¿Os imagináis a rabinos y curas asesorando a los estudios de cine? ¿O a un grupo de guionistas rojos, secuestrando a Ben-Hur? La película está llena de absurdas y delirantes situaciones con la que se pretende satirizar ese Hollywood de los años cincuenta, a través de una comedia ligera y  una crítica de punta roma. 

-¡Ave, César!, es una película de prestigio con la mayor estrella del momento: Bert Witlock.

Si en Barton Finck, los Coen habían despedazado la Meca del cine desde la visión de un guionista con tendencias kafkianas, en esta ocasión, el punto de vista parte de la figura de un mediador.

En el Hollywood de la era dorada, una superproducción está en marcha pero la estrella de la película es secuestrada. Eddy Manix, el “fixer”, pondrá todo su empeño en liberarlo, pero también en mantener el buen pulso de los estudios.

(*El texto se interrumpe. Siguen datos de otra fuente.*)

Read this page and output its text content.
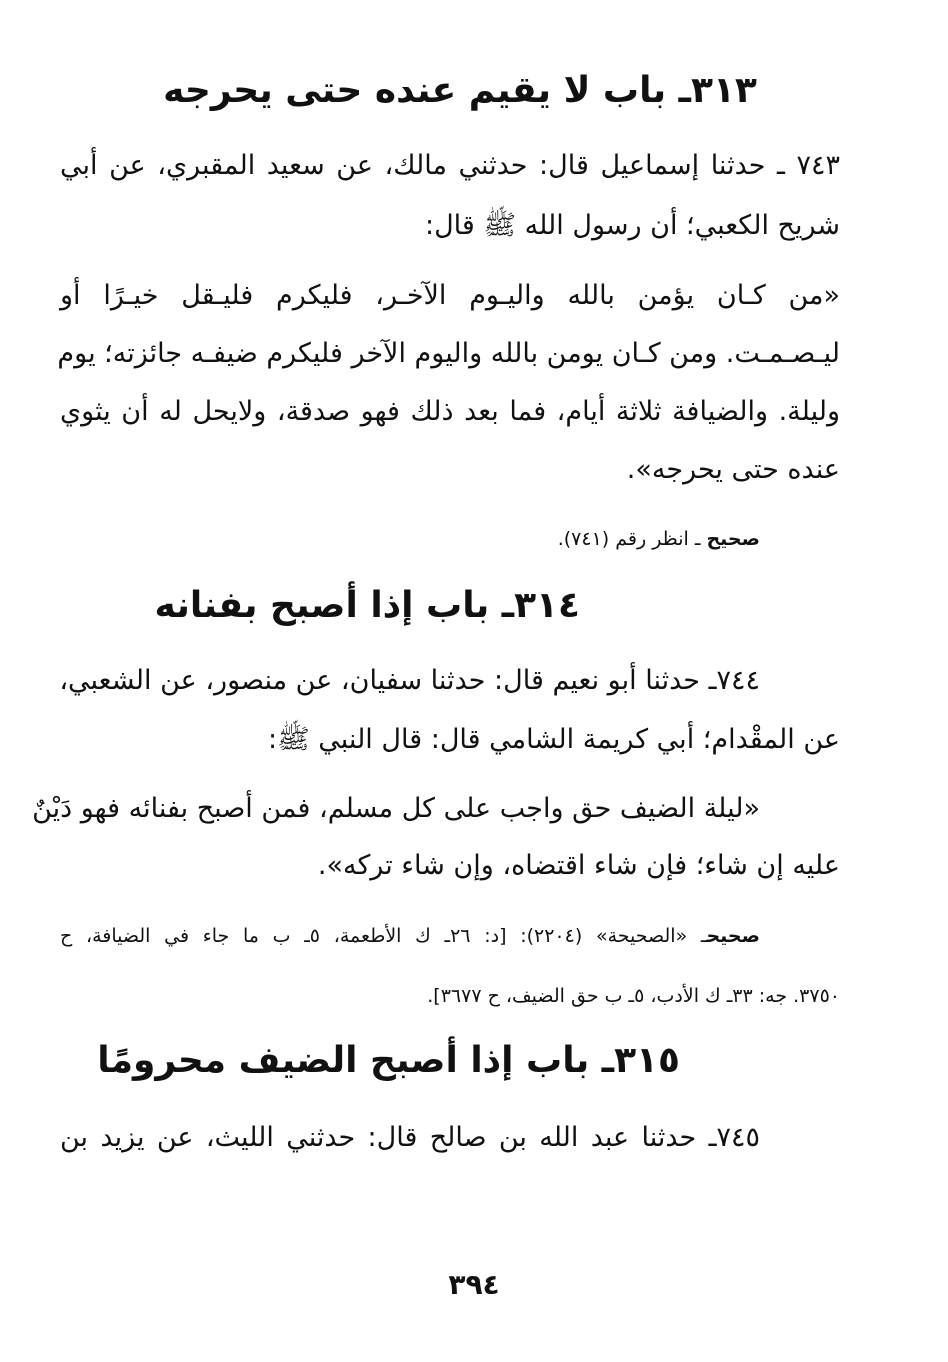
٣١٣ـ باب لا يقيم عنده حتى يحرجه
٧٤٣ ـ حدثنا إسماعيل قال: حدثني مالك، عن سعيد المقبري، عن أبي
شريح الكعبي؛ أن رسول الله ﷺ قال:
«من كـان يؤمن بالله واليـوم الآخـر، فليكرم فليـقل خيـرًا أو
ليـصـمـت. ومن كـان يومن بالله واليوم الآخر فليكرم ضيفـه جائزته؛ يوم
وليلة. والضيافة ثلاثة أيام، فما بعد ذلك فهو صدقة، ولايحل له أن يثوي
عنده حتى يحرجه».
صحيح ـ انظر رقم (٧٤١).
٣١٤ـ باب إذا أصبح بفنانه
٧٤٤ـ حدثنا أبو نعيم قال: حدثنا سفيان، عن منصور، عن الشعبي،
عن المقْدام؛ أبي كريمة الشامي قال: قال النبي ﷺ:
«ليلة الضيف حق واجب على كل مسلم، فمن أصبح بفنائه فهو دَيْنٌ
عليه إن شاء؛ فإن شاء اقتضاه، وإن شاء تركه».
صحيحـ «الصحيحة» (٢٢٠٤): [د: ٢٦ـ ك الأطعمة، ٥ـ ب ما جاء في الضيافة، ح
٣٧٥٠. جه: ٣٣ـ ك الأدب، ٥ـ ب حق الضيف، ح ٣٦٧٧].
٣١٥ـ باب إذا أصبح الضيف محرومًا
٧٤٥ـ حدثنا عبد الله بن صالح قال: حدثني الليث، عن يزيد بن
٣٩٤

Este ejecutivo, que hace funciones de mediador, se tendrá que hacer frente a un actor que no es capaz de vocalizar ni de seguir las notas del director.

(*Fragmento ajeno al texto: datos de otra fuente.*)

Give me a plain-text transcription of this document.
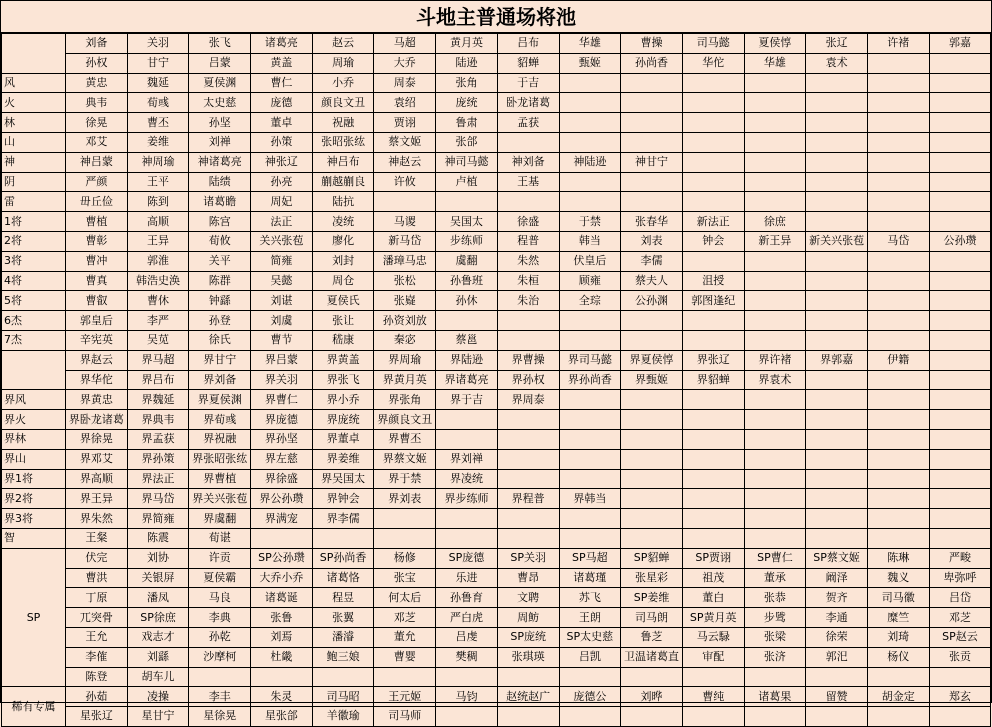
斗地主普通场将池
	刘备	关羽	张飞	诸葛亮	赵云	马超	黄月英	吕布	华雄	曹操	司马懿	夏侯惇	张辽	许褚	郭嘉
	孙权	甘宁	吕蒙	黄盖	周瑜	大乔	陆逊	貂蝉	甄姬	孙尚香	华佗	华雄	袁术		
风	黄忠	魏延	夏侯渊	曹仁	小乔	周泰	张角	于吉							
火	典韦	荀彧	太史慈	庞德	颜良文丑	袁绍	庞统	卧龙诸葛							
林	徐晃	曹丕	孙坚	董卓	祝融	贾诩	鲁肃	孟获							
山	邓艾	姜维	刘禅	孙策	张昭张纮	蔡文姬	张郃								
神	神吕蒙	神周瑜	神诸葛亮	神张辽	神吕布	神赵云	神司马懿	神刘备	神陆逊	神甘宁					
阴	严颜	王平	陆绩	孙亮	蒯越蒯良	许攸	卢植	王基							
雷	毌丘俭	陈到	诸葛瞻	周妃	陆抗										
1将	曹植	高顺	陈宫	法正	凌统	马谡	吴国太	徐盛	于禁	张春华	新法正	徐庶			
2将	曹彰	王异	荀攸	关兴张苞	廖化	新马岱	步练师	程普	韩当	刘表	钟会	新王异	新关兴张苞	马岱	公孙瓒
3将	曹冲	郭淮	关平	简雍	刘封	潘璋马忠	虞翻	朱然	伏皇后	李儒					
4将	曹真	韩浩史涣	陈群	吴懿	周仓	张松	孙鲁班	朱桓	顾雍	蔡夫人	沮授				
5将	曹叡	曹休	钟繇	刘谌	夏侯氏	张嶷	孙休	朱治	全琮	公孙渊	郭图逢纪				
6杰	郭皇后	李严	孙登	刘虞	张让	孙资刘放									
7杰	辛宪英	吴苋	徐氏	曹节	嵇康	秦宓	蔡邕								
	界赵云	界马超	界甘宁	界吕蒙	界黄盖	界周瑜	界陆逊	界曹操	界司马懿	界夏侯惇	界张辽	界许褚	界郭嘉	伊籍	
	界华佗	界吕布	界刘备	界关羽	界张飞	界黄月英	界诸葛亮	界孙权	界孙尚香	界甄姬	界貂蝉	界袁术			
界风	界黄忠	界魏延	界夏侯渊	界曹仁	界小乔	界张角	界于吉	界周泰							
界火	界卧龙诸葛	界典韦	界荀彧	界庞德	界庞统	界颜良文丑									
界林	界徐晃	界孟获	界祝融	界孙坚	界董卓	界曹丕									
界山	界邓艾	界孙策	界张昭张纮	界左慈	界姜维	界蔡文姬	界刘禅								
界1将	界高顺	界法正	界曹植	界徐盛	界吴国太	界于禁	界凌统								
界2将	界王异	界马岱	界关兴张苞	界公孙瓒	界钟会	界刘表	界步练师	界程普	界韩当						
界3将	界朱然	界简雍	界虞翻	界满宠	界李儒										
智	王粲	陈震	荀谌												
SP	伏完	刘协	许贡	SP公孙瓒	SP孙尚香	杨修	SP庞德	SP关羽	SP马超	SP貂蝉	SP贾诩	SP曹仁	SP蔡文姬	陈琳	严畯
	曹洪	关银屏	夏侯霸	大乔小乔	诸葛恪	张宝	乐进	曹昂	诸葛瑾	张星彩	祖茂	董承	阚泽	魏义	卑弥呼
	丁原	潘凤	马良	诸葛诞	程昱	何太后	孙鲁育	文聘	苏飞	SP姜维	董白	张恭	贺齐	司马徽	吕岱
	兀突骨	SP徐庶	李典	张鲁	张翼	邓芝	严白虎	周鲂	王朗	司马朗	SP黄月英	步骘	李通	糜竺	邓芝
	王允	戏志才	孙乾	刘焉	潘濬	董允	吕虔	SP庞统	SP太史慈	鲁芝	马云騄	张梁	徐荣	刘琦	SP赵云
	李傕	刘繇	沙摩柯	杜畿	鲍三娘	曹婴	樊稠	张琪瑛	吕凯	卫温诸葛直	审配	张济	郭汜	杨仪	张贡
	陈登	胡车儿													
稀有专属	孙茹	凌操	李丰	朱灵	司马昭	王元姬	马钧	赵统赵广	庞德公	刘晔	曹纯	诸葛果	留赞	胡金定	郑玄
	星张辽	星甘宁	星徐晃	星张郃	羊徽瑜	司马师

-Si fuera aaalgo tan simple.

-¿Por qué dices eso de “aaalgo” tan simple?


George Cloony, Josh Brolin, Tilda Swinson o Scarlett Johanson encabezan el reparto y junto a ellos una veintena de rostros conocidos que aparecen en forma de cameos, aunque a veces estén tan escondidos que nos sea difícil reconocerlos en un primer visionado.  En realidad, no es otra cosa que la imagen de unos estudios de cine, a través de la ficticia Capital Pictures, que no sólo hacía un cine industrial, a todo tren, sino que era “dueña” de la vida de quienes trabajaban en ella, sobre todo de sus estrellas.

Los mil rostros de Hollywood.

En ese mundillo de Hollywood, que queda al descubierto,  muchos de los personajes no surgen por casualidad: es fácil reconocer a Alexander Alenxandretz –el realizador “sofisticado” interpretado por Ralph Fiennes-en algún director homosexual como George Cukor o al personaje de Scarlett Johanson en la “sirena” Esther Williams; a Dalton Trumbo y algún otro miembro de los “Diez de Hollywood” entre los conspiradores rojos o al filósofo Herbert Marcuse, como el ideólogo principal.

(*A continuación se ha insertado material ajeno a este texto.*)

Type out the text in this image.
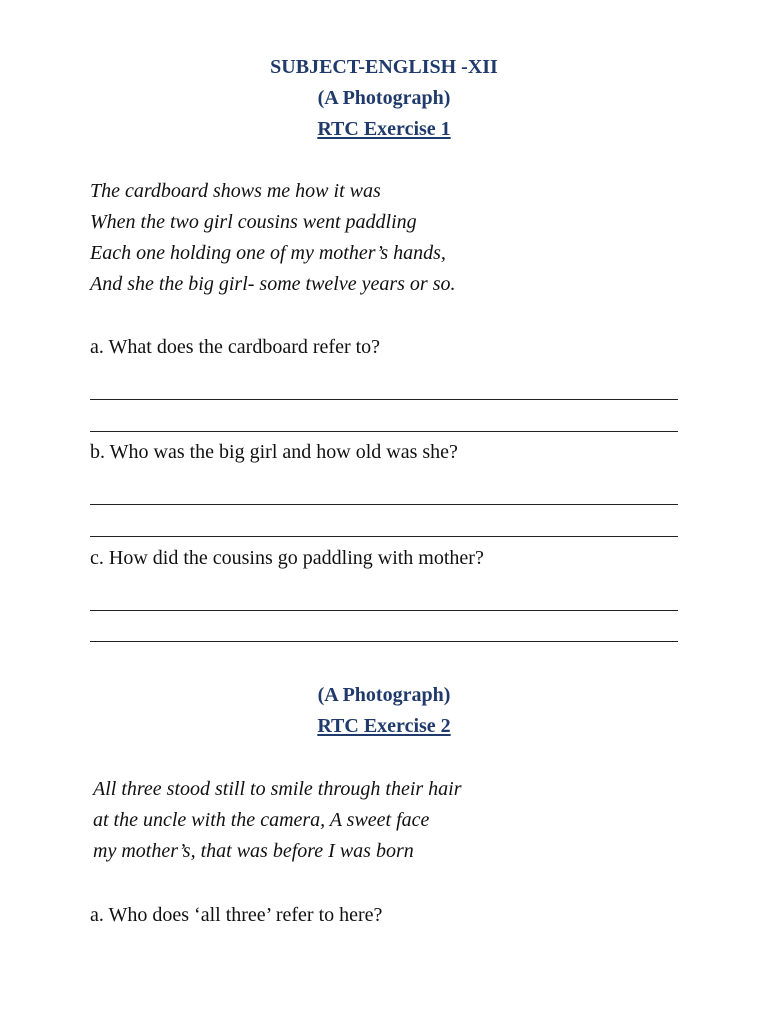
SUBJECT-ENGLISH -XII
(A Photograph)
RTC Exercise 1
The cardboard shows me how it was
When the two girl cousins went paddling
Each one holding one of my mother’s hands,
And she the big girl- some twelve years or so.

a. What does the cardboard refer to?

b. Who was the big girl and how old was she?

c. How did the cousins go paddling with mother?

(A Photograph)
RTC Exercise 2
All three stood still to smile through their hair
at the uncle with the camera, A sweet face
my mother’s, that was before I was born

a. Who does ‘all three’ refer to here?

Eddy Manix existió en realidad: era un “fixer”, un “arreglatodo” de la Metro-Goldwin-Meyer; el personaje real, interpretado por Josh Brolyn, tuvo que hacer frente a escándalos como la extraña muerte de George Reeves, el actor de la serie Superman. De hecho, aparece en la película Hollywoodland, encarnado por Bob Hockins.

El personaje de Frances McDorman, la montadora, es un reflejo de todas esas mujeres que han destacado en ese campo, desde la legendaria Dorothy Spencer (La diligencia, John Ford) hasta Thelma Schoonmaker (la editora habitual de Martin Scorsese).

-Me gustaría saber lo que está pasando, aquí, Eddy. Veinte millones de lectores quieren la verdad.

Hedda Hopper, la más mordaz y temida de las periodistas, es parodiada y por partida doble en la película por Tilda Swinson. Su personaje volverá a aparecer en pantalla, interpretada por Helen Mirren en “Trumbo”.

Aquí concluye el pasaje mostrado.